7. En deuxième lieu, l'illégalité de la décision portant refus de titre de séjour n'étant pas établie, eu égard à ce qui été dit précédemment, le moyen tiré par voie de conséquence de l'illégalité de cette décision, que Mme A C invoque à l'encontre de la décision l'obligeant à quitter le territoire français, ne peut qu'être écarté.

8. En troisième et dernier lieu, pour les mêmes motifs que ceux énoncés au point 4, les moyens tirés de ce que l'obligation de quitter le territoire français porterait une atteinte disproportionnée au droit de Mme A C au respect de sa vie privée et familiale et serait, de ce fait, entachée d'erreur manifeste d'appréciation doivent être écartés.

Sur la légalité des décisions fixant le délai de départ volontaire et le pays de destination :

9. L'illégalité de la décision portant obligation de quitter le territoire n'étant pas établie, eu égard à ce qui été dit précédemment, les moyens tirés par voie de conséquence de l'illégalité de cette décision, que Mme A C invoque à l'encontre des décisions fixant le délai de départ volontaire et le pays de destination, ne peuvent qu'être écartés.
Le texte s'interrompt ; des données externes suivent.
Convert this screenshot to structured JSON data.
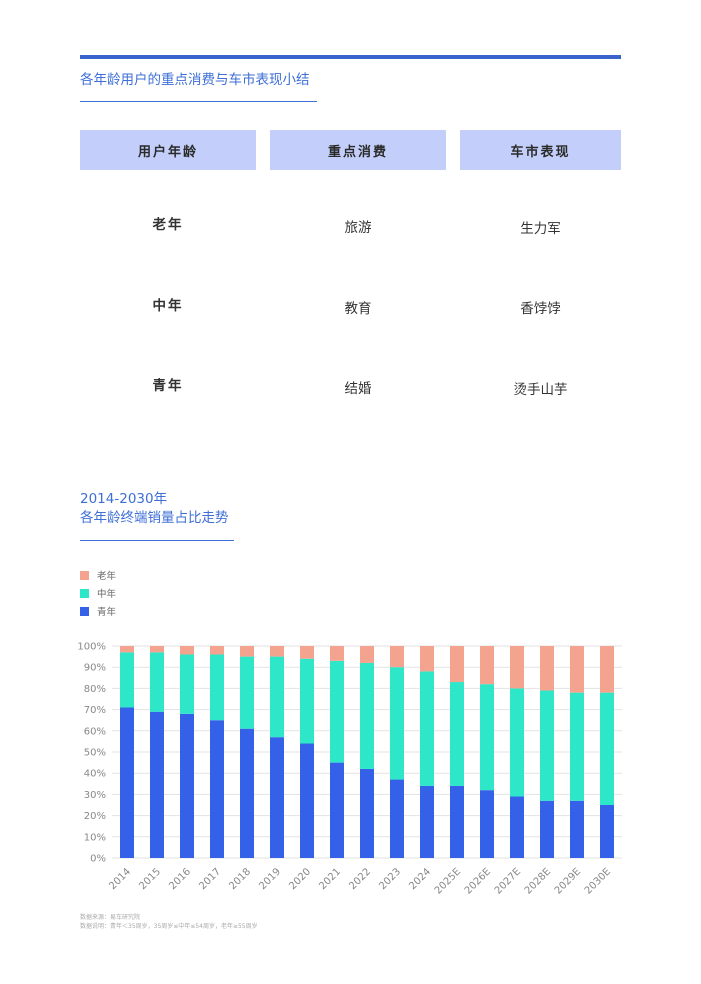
{
  "table": {
    "title": "各年龄用户的重点消费与车市表现小结",
    "headers": [
      "用户年龄",
      "重点消费",
      "车市表现"
    ],
    "rows": [
      {
        "age": "老年",
        "spend": "旅游",
        "market": "生力军"
      },
      {
        "age": "中年",
        "spend": "教育",
        "market": "香饽饽"
      },
      {
        "age": "青年",
        "spend": "结婚",
        "market": "烫手山芋"
      }
    ]
  },
  "chart": {
    "title_line1": "2014-2030年",
    "title_line2": "各年龄终端销量占比走势"
  },
  "chart_data": {
    "type": "bar",
    "stacked": true,
    "categories": [
      "2014",
      "2015",
      "2016",
      "2017",
      "2018",
      "2019",
      "2020",
      "2021",
      "2022",
      "2023",
      "2024",
      "2025E",
      "2026E",
      "2027E",
      "2028E",
      "2029E",
      "2030E"
    ],
    "y_tick_labels": [
      "0%",
      "10%",
      "20%",
      "30%",
      "40%",
      "50%",
      "60%",
      "70%",
      "80%",
      "90%",
      "100%"
    ],
    "ylim": [
      0,
      100
    ],
    "grid": true,
    "legend_position": "top-left",
    "series": [
      {
        "name": "青年",
        "color": "#3560e8",
        "values": [
          71,
          69,
          68,
          65,
          61,
          57,
          54,
          45,
          42,
          37,
          34,
          34,
          32,
          29,
          27,
          27,
          25
        ]
      },
      {
        "name": "中年",
        "color": "#2ee6c8",
        "values": [
          26,
          28,
          28,
          31,
          34,
          38,
          40,
          48,
          50,
          53,
          54,
          49,
          50,
          51,
          52,
          51,
          53
        ]
      },
      {
        "name": "老年",
        "color": "#f4a38f",
        "values": [
          3,
          3,
          4,
          4,
          5,
          5,
          6,
          7,
          8,
          10,
          12,
          17,
          18,
          20,
          21,
          22,
          22
        ]
      }
    ]
  },
  "footnote": {
    "line1": "数据来源：易车研究院",
    "line2": "数据说明：青年＜35周岁，35周岁≤中年≤54周岁，老年≥55周岁"
  }
}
10. Il résulte de tout ce qui précède que les conclusions à fin d'annulation présentées par Mme A C ainsi que, par voie de conséquence, celles aux fins d'injonction sous astreinte et la demande présentée au titre de l'article L. 761-1 du code de justice administrative et de l'article 37 de la loi du 10 juillet 1991, doivent être rejetées.

D É C I D E :

Article 1er : La requête de Mme A C est rejetée.

Article 2 : Le présent jugement sera notifié à Mme B A C, à Me Smati et au préfet de Maine-et-Loire.

Délibéré après l'audience du 30 juin 2023, à laquelle siégeaient :

M. Livenais, président,

M. Huin, premier conseiller,

Mme Thierry, conseillère,

Rendu public par mise à disposition au greffe le 21 juillet 2023.

La rapporteure,

S. THIERRYLe président,

Y. LIVENAISLa greffière,

C. MICHAULT

La République mande et ordonne au préfet de Maine-et-Loire en ce qui le concerne ou à tous commissaires de justice à ce requis en ce qui concerne les voies de droit commun contre les parties privées, de pourvoir à l'exécution de la présente décision.